Hollywoods KI-Experiment wird global: Critterz, ein mit OpenAI-Tools produzierter Animationsfilm, versucht, in nur neun Monaten fertig zu werden und 2026 in Cannes Premiere zu feiern.
Das Projekt verbindet menschliche Skizzen mit maschinengesteuerter Animation und testet, ob KI die Produktionsweise der Filmindustrie beschleunigen — und auf den Kopf stellen — kann.
Ein ganz anderer Produktionszeitplan
Die Idee stammt von Chad Nelson, einem Kreativspezialisten bei OpenAI, der das damals neue DALL-E-Tool zunächst zum Skizzieren der Figuren verwendete. Aus dem Experiment wurde 2023 ein von OpenAI finanzierter Kurzfilm. Nun hat sich Nelson mit Vertigo Films aus London und Native Foreign aus L.A. zusammengetan, um Critterz zu einem abendfüllenden Film auszubauen.
Das Produktionsfenster des Films beträgt gerade einmal neun Monate. Zum Vergleich: Die meisten Animationsfilme brauchen etwa drei Jahre. James Richardson, Mitgründer von Vertigo Films, sagte gegenüber The Wall Street Journal , dass es sich bei dem Vorhaben um „ein sehr ehrgeiziges, umfangreiches Experiment“ handle.
Das Budget liegt unter 30 Millionen US-Dollar, also viel weniger als die 100 Millionen bis 200 Millionen US-Dollar, die viele Animationsfilme kosten. Um dieses Ziel zu erreichen, verbindet das Team KI- und menschliche Arbeit: Künstler liefern Skizzen, die in OpenAIs Tools (darunter GPT-5) eingespeist werden, während Schauspieler den Figuren ihre Stimmen leihen.
„OpenAI kann den ganzen Tag erzählen, was seine Tools leisten, aber es ist viel wirkungsvoller, wenn es jemand tatsächlich macht“, sagte Nelson. „Das ist eine viel bessere Fallstudie, als wenn ich eine Demo entwickle.“
Urheberrechte, Klagen und kreative Risiken
Natürlich wird Critterz nicht einfach ohne einige kritische Fragen in Cannes einlaufen.
Hollywood ist wegen der Rolle von KI bei der Erstellung von Inhalten bereits nervös. Disney, Universal und Warner Bros. Discovery haben das KI-Unternehmen Midjourney wegen mutmaßlicher Urheberrechtsverletzungen verklagt. Auch Schauspieler- und Autorenverbände haben für Schutzmaßnahmen gegen KI-Tools gekämpft, die ihrer Ansicht nach Arbeitsplätze bedrohen könnten.
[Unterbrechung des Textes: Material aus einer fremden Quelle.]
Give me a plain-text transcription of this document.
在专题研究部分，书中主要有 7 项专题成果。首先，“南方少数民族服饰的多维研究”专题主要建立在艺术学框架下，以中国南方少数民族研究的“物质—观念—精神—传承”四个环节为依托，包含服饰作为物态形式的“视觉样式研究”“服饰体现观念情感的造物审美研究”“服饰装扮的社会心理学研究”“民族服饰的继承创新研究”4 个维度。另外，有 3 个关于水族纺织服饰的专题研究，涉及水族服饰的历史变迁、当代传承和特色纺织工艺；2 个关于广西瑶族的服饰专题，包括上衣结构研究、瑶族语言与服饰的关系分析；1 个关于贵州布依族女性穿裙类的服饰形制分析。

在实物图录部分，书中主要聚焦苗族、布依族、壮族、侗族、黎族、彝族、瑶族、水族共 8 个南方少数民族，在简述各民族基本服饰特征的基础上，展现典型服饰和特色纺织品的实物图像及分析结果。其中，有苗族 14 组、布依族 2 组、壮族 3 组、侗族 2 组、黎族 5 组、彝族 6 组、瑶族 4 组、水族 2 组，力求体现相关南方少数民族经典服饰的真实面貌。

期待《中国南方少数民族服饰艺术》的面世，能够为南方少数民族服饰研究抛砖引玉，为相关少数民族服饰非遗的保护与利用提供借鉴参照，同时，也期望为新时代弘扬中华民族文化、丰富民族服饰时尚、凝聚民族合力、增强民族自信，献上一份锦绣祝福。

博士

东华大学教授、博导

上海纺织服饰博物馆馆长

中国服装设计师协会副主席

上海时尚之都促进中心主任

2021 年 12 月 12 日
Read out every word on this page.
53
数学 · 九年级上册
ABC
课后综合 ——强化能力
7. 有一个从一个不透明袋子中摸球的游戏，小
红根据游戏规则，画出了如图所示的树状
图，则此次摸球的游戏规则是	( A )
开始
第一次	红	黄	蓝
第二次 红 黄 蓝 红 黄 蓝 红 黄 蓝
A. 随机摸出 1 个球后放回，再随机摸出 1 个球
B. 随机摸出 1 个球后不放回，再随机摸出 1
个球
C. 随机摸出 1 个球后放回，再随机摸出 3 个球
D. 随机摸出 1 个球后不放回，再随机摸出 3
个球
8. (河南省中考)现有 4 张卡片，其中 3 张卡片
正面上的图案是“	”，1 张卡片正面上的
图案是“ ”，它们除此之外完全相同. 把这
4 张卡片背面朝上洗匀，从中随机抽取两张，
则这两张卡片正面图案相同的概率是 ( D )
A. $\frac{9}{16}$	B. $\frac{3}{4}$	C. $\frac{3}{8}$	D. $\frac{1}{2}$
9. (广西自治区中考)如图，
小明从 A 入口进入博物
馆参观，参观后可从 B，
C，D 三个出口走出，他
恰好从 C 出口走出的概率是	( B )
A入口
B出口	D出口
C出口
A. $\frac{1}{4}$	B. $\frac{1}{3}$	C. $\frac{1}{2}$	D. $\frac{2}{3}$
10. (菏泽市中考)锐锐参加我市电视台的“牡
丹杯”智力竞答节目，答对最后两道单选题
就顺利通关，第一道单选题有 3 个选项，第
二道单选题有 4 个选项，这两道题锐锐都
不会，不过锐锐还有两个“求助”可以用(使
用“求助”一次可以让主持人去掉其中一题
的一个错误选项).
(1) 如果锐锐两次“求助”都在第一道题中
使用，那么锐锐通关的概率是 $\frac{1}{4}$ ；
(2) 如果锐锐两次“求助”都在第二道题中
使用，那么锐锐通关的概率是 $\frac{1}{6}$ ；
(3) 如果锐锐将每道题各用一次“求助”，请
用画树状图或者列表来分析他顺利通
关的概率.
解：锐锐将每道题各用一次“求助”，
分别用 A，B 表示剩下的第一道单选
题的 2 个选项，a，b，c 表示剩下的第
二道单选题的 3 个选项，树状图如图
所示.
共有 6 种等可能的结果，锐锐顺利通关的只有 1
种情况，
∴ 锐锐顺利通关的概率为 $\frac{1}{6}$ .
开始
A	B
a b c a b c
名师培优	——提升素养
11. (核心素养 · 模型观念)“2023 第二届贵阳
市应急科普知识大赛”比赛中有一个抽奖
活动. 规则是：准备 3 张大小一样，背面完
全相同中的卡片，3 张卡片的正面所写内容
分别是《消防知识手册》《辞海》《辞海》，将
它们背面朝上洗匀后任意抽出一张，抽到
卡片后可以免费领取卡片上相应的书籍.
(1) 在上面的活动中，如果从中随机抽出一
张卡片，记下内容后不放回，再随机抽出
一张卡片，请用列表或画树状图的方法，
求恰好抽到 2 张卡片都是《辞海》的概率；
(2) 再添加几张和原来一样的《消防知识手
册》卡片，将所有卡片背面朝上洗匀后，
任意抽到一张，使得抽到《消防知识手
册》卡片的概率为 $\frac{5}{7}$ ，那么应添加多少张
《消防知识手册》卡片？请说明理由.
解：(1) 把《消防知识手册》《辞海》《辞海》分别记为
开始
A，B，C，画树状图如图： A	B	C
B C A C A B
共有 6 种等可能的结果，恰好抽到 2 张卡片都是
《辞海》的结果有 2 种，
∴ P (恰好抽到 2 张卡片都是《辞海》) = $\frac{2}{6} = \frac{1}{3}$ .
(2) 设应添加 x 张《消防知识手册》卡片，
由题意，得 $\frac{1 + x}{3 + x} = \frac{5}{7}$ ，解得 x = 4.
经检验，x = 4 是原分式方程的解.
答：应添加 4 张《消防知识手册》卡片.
Das Critterz-Team hat jedoch Maßnahmen zum Schutz des Projekts ergriffen. Laut Nik Kleverov, Mitgründer von Native Foreign, ist der Film dank der von Menschen geschaffenen Stimmen und Skizzen urheberrechtlich schützbar. Rund 30 Mitwirkende arbeiten an dem Film und werden über ein spezielles Vergütungsmodell an etwaigen Gewinnen beteiligt.
Wie es mit Critterz und KI in Hollywood weitergeht
Die Produktion läuft bereits. Ziel ist eine Premiere in Cannes und anschließend ein breiter Kinostart weltweit. Ein Sprecher von OpenAI fasste das Vorhaben so zusammen: Der Film „spiegelt die Art von Kreativität und Erkundungsfreude wider, die wir gerne fördern“.
Auch andere Studios testen KI auf spezifischere Weise. Netflix setzte kürzlich KI-Tools ein, um den Einsturz eines Gebäudes in seiner argentinischen Serie The Eternaut zu erzeugen. Und James Cameron, der noch nie vor großen Würfen zurückgeschreckt ist, sagte laut PCMAg, KI könne dabei helfen, die „Fertigstellungsgeschwindigkeit einer bestimmten Einstellung“ zu verdoppeln und Filmschaffenden mehr Zeit für kreative Feinheiten zu geben.
Ob das Publikum dafür ein Ticket kaufen wird, bleibt abzuwarten. Doch wenn Critterz dieses Vorhaben umsetzt, könnte der Film die bisher unwahrscheinlichste Fallstudie für die Rolle von KI auf der großen Leinwand werden.
Critterz ist nicht das einzige Zeichen des Wandels. Im vergangenen Dezember unterstützten Peter Chernin und Andreessen Horowitz das Promise Venture Studio, ein neues Vorhaben, das KI in alle Bereiche integrieren will – vom Drehbuchschreiben bis zur Postproduktion. Ein weiteres Zeichen dafür, dass Hollywood und KI auf Kollisionskurs sind.